Cheshire East Council held a service of remembrance to commemorate Holocaust Memorial Day on January 27th.
The Mayor of Cheshire East, Councillor Rod Fletcher, and council deputy leader Cllr Craig Browne led civic dignitaries and more than 100 members of the public, including local schoolchildren, in the poignant ceremony at Macclesfield Town Hall.
The service included personal testimony, readings, the lighting candles of remembrance, prayers and observance of a minute’s silence.
The guest speaker was Mr Ernie Hunter, from the Northern Holocaust Education Group (NHEG). He powerfully recounted the story of his mother, Fanny Höchstetter, and how long-standing, friendly Christian-Jewish relationships in the small German market town of Laupheim, were destroyed by the Nazis rise to power.
After his fascinating presentation, Mr Hunter took questions from the audience, including local pupils and staff from Tytherington, All Hallows and King’s schools.
Cllr Fletcher said: “As a community I feel that it is important that we remember the Holocaust and subsequent genocides and remember the devastation brought to people’s lives.
“As a council, we have held these services for over a decade. As mayor, I am glad that I am able to continue this tradition.
“It is vital that the lessons that we have learnt from the Holocaust are passed from generation to generation and that we do not forget.”
The NHEG was founded in recognition that the first generation of Holocaust survivors will not be able to continue to tell their stories for ever. Its aim is to ensure that future generations can continue to experience these life stories of victims of Nazi persecution and the Holocaust, in a way that is both meaningful and relevant to the issues of today.
Cllr Craig Browne, deputy leader of Cheshire East Council, read a section from The Diary of Anne Frank, the schoolgirl who perished in the Holocaust after her family’s hiding place in Amsterdam, in the occupied Netherlands, was betrayed to the Nazis.
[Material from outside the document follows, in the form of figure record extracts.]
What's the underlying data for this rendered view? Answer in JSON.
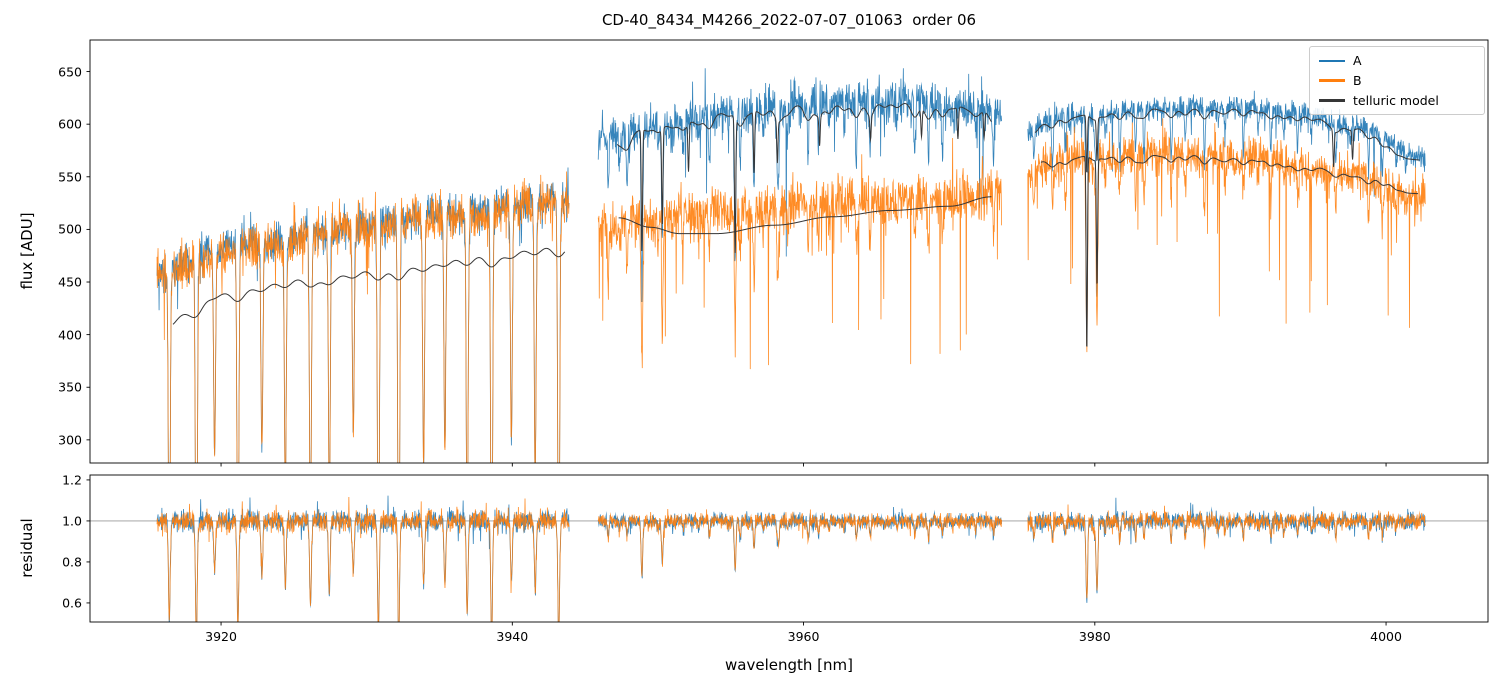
{
  "chart_data": {
    "type": "line",
    "title": "CD-40_8434_M4266_2022-07-07_01063  order 06",
    "xlabel": "wavelength [nm]",
    "ylabel_flux": "flux [ADU]",
    "ylabel_residual": "residual",
    "background": "#ffffff",
    "spine_color": "#000000",
    "legend_position": "upper right",
    "grid": false,
    "xlim": [
      3911,
      4007
    ],
    "xticks": {
      "values": [
        3920,
        3940,
        3960,
        3980,
        4000
      ],
      "labels": [
        "3920",
        "3940",
        "3960",
        "3980",
        "4000"
      ]
    },
    "flux_panel": {
      "ylim": [
        278,
        680
      ],
      "tick_values": [
        300,
        350,
        400,
        450,
        500,
        550,
        600,
        650
      ],
      "tick_labels": [
        "300",
        "350",
        "400",
        "450",
        "500",
        "550",
        "600",
        "650"
      ]
    },
    "residual_panel": {
      "ylim": [
        0.507,
        1.224
      ],
      "tick_values": [
        0.6,
        0.8,
        1.0,
        1.2
      ],
      "tick_labels": [
        "0.6",
        "0.8",
        "1.0",
        "1.2"
      ],
      "refline": 1.0,
      "refline_color": "#9a9a9a"
    },
    "series": [
      {
        "name": "A",
        "color": "#1f77b4"
      },
      {
        "name": "B",
        "color": "#ff7f0e"
      },
      {
        "name": "telluric model",
        "color": "#363636"
      }
    ],
    "segments": [
      {
        "x_range": [
          3915.6,
          3943.9
        ],
        "A": {
          "base": [
            [
              3915.6,
              462
            ],
            [
              3922,
              486
            ],
            [
              3929,
              502
            ],
            [
              3936,
              515
            ],
            [
              3943.9,
              528
            ]
          ],
          "noise": 27,
          "dip_prob": 0
        },
        "B": {
          "base": [
            [
              3915.6,
              458
            ],
            [
              3922,
              483
            ],
            [
              3929,
              500
            ],
            [
              3936,
              513
            ],
            [
              3943.9,
              526
            ]
          ],
          "noise": 31,
          "dip_prob": 0
        },
        "lines": {
          "start": 3916.6,
          "spacing": 1.56,
          "count": 18,
          "jitter": 0.18,
          "width": 0.09,
          "depth_min": 0.35,
          "depth_max": 0.8
        },
        "deep_lines": [],
        "models": [
          {
            "base": [
              [
                3916.7,
                419
              ],
              [
                3920,
                442
              ],
              [
                3926,
                455
              ],
              [
                3932,
                465
              ],
              [
                3938,
                477
              ],
              [
                3943.6,
                487
              ]
            ],
            "scallop": 13,
            "deep": []
          }
        ],
        "residual": {
          "noise": 0.075,
          "line_scale": 0.6
        }
      },
      {
        "x_range": [
          3945.9,
          3973.6
        ],
        "A": {
          "base": [
            [
              3945.9,
              585
            ],
            [
              3950,
              600
            ],
            [
              3956,
              613
            ],
            [
              3962,
              621
            ],
            [
              3968,
              621
            ],
            [
              3973.6,
              611
            ]
          ],
          "noise": 29,
          "dip_prob": 0.004
        },
        "B": {
          "base": [
            [
              3945.9,
              503
            ],
            [
              3950,
              511
            ],
            [
              3956,
              519
            ],
            [
              3962,
              527
            ],
            [
              3968,
              529
            ],
            [
              3973.6,
              534
            ]
          ],
          "noise": 35,
          "dip_prob": 0.012
        },
        "lines": {
          "start": 3946.3,
          "spacing": 0.92,
          "count": 30,
          "jitter": 0.3,
          "width": 0.07,
          "depth_min": 0.01,
          "depth_max": 0.1
        },
        "deep_lines": [
          {
            "x": 3948.9,
            "depth": 0.27
          },
          {
            "x": 3950.3,
            "depth": 0.2
          },
          {
            "x": 3955.3,
            "depth": 0.24
          },
          {
            "x": 3956.6,
            "depth": 0.13
          },
          {
            "x": 3958.2,
            "depth": 0.09
          }
        ],
        "models": [
          {
            "base": [
              [
                3947.2,
                588
              ],
              [
                3950,
                599
              ],
              [
                3956,
                613
              ],
              [
                3961,
                619
              ],
              [
                3966,
                621
              ],
              [
                3970,
                618
              ],
              [
                3972.9,
                612
              ]
            ],
            "scallop": 16,
            "deep": [
              {
                "x": 3948.9,
                "d": 115
              },
              {
                "x": 3950.3,
                "d": 90
              },
              {
                "x": 3952.1,
                "d": 45
              },
              {
                "x": 3955.3,
                "d": 128
              },
              {
                "x": 3956.6,
                "d": 58
              },
              {
                "x": 3958.2,
                "d": 40
              },
              {
                "x": 3961.1,
                "d": 28
              },
              {
                "x": 3964.6,
                "d": 22
              },
              {
                "x": 3968.1,
                "d": 26
              },
              {
                "x": 3970.6,
                "d": 30
              },
              {
                "x": 3972.4,
                "d": 24
              }
            ]
          },
          {
            "base": [
              [
                3947.3,
                511
              ],
              [
                3949.5,
                502
              ],
              [
                3951.5,
                496
              ],
              [
                3954,
                496
              ],
              [
                3958,
                504
              ],
              [
                3962,
                512
              ],
              [
                3966,
                518
              ],
              [
                3970,
                522
              ],
              [
                3972.9,
                531
              ]
            ],
            "scallop": 0,
            "deep": []
          }
        ],
        "residual": {
          "noise": 0.05,
          "line_scale": 1.0
        }
      },
      {
        "x_range": [
          3975.4,
          4002.7
        ],
        "A": {
          "base": [
            [
              3975.4,
              597
            ],
            [
              3978,
              608
            ],
            [
              3984,
              615
            ],
            [
              3990,
              616
            ],
            [
              3994,
              610
            ],
            [
              3998,
              597
            ],
            [
              4002.7,
              568
            ]
          ],
          "noise": 17,
          "dip_prob": 0.004
        },
        "B": {
          "base": [
            [
              3975.4,
              558
            ],
            [
              3980,
              569
            ],
            [
              3986,
              572
            ],
            [
              3991,
              568
            ],
            [
              3996,
              556
            ],
            [
              4002.7,
              531
            ]
          ],
          "noise": 29,
          "dip_prob": 0.014
        },
        "lines": {
          "start": 3975.9,
          "spacing": 0.95,
          "count": 28,
          "jitter": 0.3,
          "width": 0.07,
          "depth_min": 0.01,
          "depth_max": 0.09
        },
        "deep_lines": [
          {
            "x": 3979.45,
            "depth": 0.32
          },
          {
            "x": 3980.15,
            "depth": 0.28
          }
        ],
        "models": [
          {
            "base": [
              [
                3975.9,
                599
              ],
              [
                3978,
                608
              ],
              [
                3984,
                615
              ],
              [
                3990,
                615
              ],
              [
                3994,
                609
              ],
              [
                3998,
                596
              ],
              [
                4002.3,
                566
              ]
            ],
            "scallop": 10,
            "deep": [
              {
                "x": 3979.45,
                "d": 55
              },
              {
                "x": 3980.15,
                "d": 40
              },
              {
                "x": 3996.4,
                "d": 34
              },
              {
                "x": 3997.7,
                "d": 28
              }
            ]
          },
          {
            "base": [
              [
                3976.3,
                565
              ],
              [
                3980,
                570
              ],
              [
                3986,
                571
              ],
              [
                3991,
                567
              ],
              [
                3995,
                559
              ],
              [
                3999,
                549
              ],
              [
                4002.2,
                534
              ]
            ],
            "scallop": 8,
            "deep": [
              {
                "x": 3979.45,
                "d": 185
              },
              {
                "x": 3980.15,
                "d": 120
              }
            ]
          }
        ],
        "residual": {
          "noise": 0.06,
          "line_scale": 1.3
        }
      }
    ]
  }
}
Cllr Browne said: “In the world in which we are living, which seems to become more confusing and challenging each year, it is increasingly important that, on occasions such as this, we take time to remember – but also time to reflect on what is going on in our world today.
“Each year the Holocaust Memorial Day Trust sets a theme for commemorations. This year, the theme is the ‘fragility of freedom’. I would ask everyone to reflect on this.
“Whilst I recognise that freedom means different things to different people, what is clear is that in every genocide that has taken place across history, those who are targeted for persecution have had their freedom restricted and removed, before many of them are murdered. This is often a subtle, slow process. Sadly, it is not a process that is confined to history.”
The mayor’s chaplain, the Rev Rob Hilton, of Wesley Place Methodist Church, Alsager, led the prayers at the ceremony.
Holocaust Memorial Day (27 January) marks the anniversary of the liberation of the Nazi concentration and death camp Auschwitz-Birkenau in 1945, and genocides worldwide.
The Holocaust resulted in the annihilation of an estimated six million Jews, two million Gypsies, 15,000 homosexual people and millions of others by the Nazi regime and its collaborators.
Since 1945, there have been several other attempted genocides across the world – including Cambodia, Rwanda and Darfur – and these are also commemorated on Holocaust Memorial Day.